Nonostante stagioni complicate, infortuni e un roster spesso lontano dalle ambizioni iniziali, James ha mantenuto un rendimento straordinario anche oltre i quarant’anni. Il Prescelto lascia Los Angeles con l’eredità di chi ha restituito prestigio a una delle franchigie più iconiche dello sport mondiale. Prima del suo arrivo, i californiani non disputavano i playoff da cinque stagioni ed erano in piena ricostruzione dopo la fine dell’era di Kobe Bryant.
Se a Los Angeles il roster è stato spesso oggetto di continui cambiamenti, a Philadelphia LeBron troverà probabilmente la squadra più completa degli ultimi anni della sua carriera. Attorno al quattro volte MVP, infatti, i 76ers hanno costruito un gruppo profondo e ricco di talento, guidato da Joel Embiid, dal sempre più affermato Tyrese Maxey e da VJ Edgecombe, uno dei prospetti più interessanti della nuova generazione.

L’abbraccio tra LeBron James e Tyrese Maxey. La presenza di quest’ultimo è una delle ragioni per cui il Re ha scelto di firmare coi Sixers. (Fonte: NBA.com).
A loro si sono aggiunti Jaylen Brown, reduce da stagioni da protagonista assoluto ai Boston Celtics, Anfernee Simons e giocatori di sistema come Dean Wade, capaci di garantire equilibrio e profondità nelle rotazioni. Un mix di esperienza, atletismo e qualità che rende Philadelphia una delle principali favorite per il titolo NBA 2026-2027. Per LeBron si tratta probabilmente dell’ultima occasione per competere davvero al massimo livello.

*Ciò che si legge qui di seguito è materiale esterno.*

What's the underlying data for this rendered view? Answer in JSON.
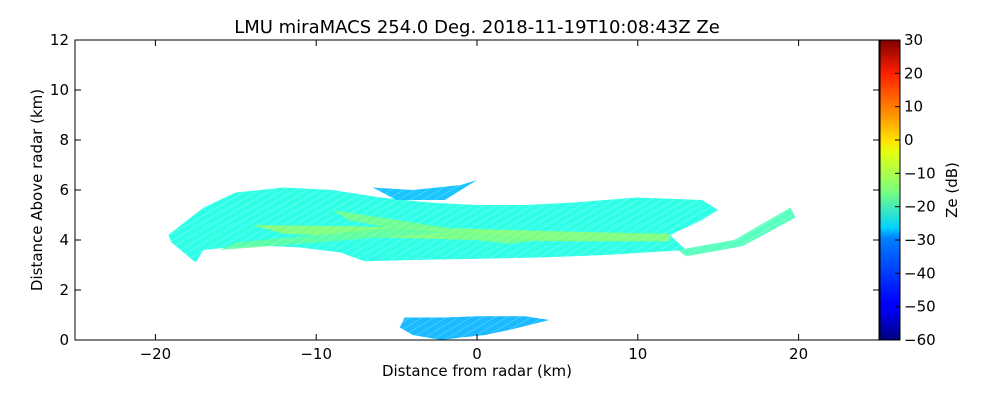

A quarantuno anni il suo ruolo sarà inevitabilmente diverso rispetto al passato: meno accentratore, più regista offensivo e guida emotiva di uno spogliatoio ricco di talento. La sua esperienza nei momenti decisivi e la capacità di elevare il rendimento dei compagni potrebbero rappresentare il valore aggiunto di una squadra costruita per arrivare fino in fondo. Si chiude così un mercato da incorniciare per i Sixers, che avevano sognato il colpo LeBron nell’estate 2018. In quell’occasione, però, il nativo di Akron firmò con i Lakers.
Ancora una volta LeBron James ha scelto la strada meno prevedibile. Quando tutti immaginavano un ritorno alle origini, ha deciso di scrivere l’ultimo capitolo della sua carriera in una città che non aveva mai rappresentato un’opzione concreta fino a poche settimane fa. Philadelphia gli offre ciò che oggi conta più di ogni altra cosa: una reale possibilità di vincere. Se sarà davvero l’ultima squadra della sua straordinaria carriera, soltanto il tempo lo dirà. Ma una certezza già esiste: dopo ventiquattro stagioni e un’infinità di record, LeBron continua ancora a sorprendere il mondo NBA.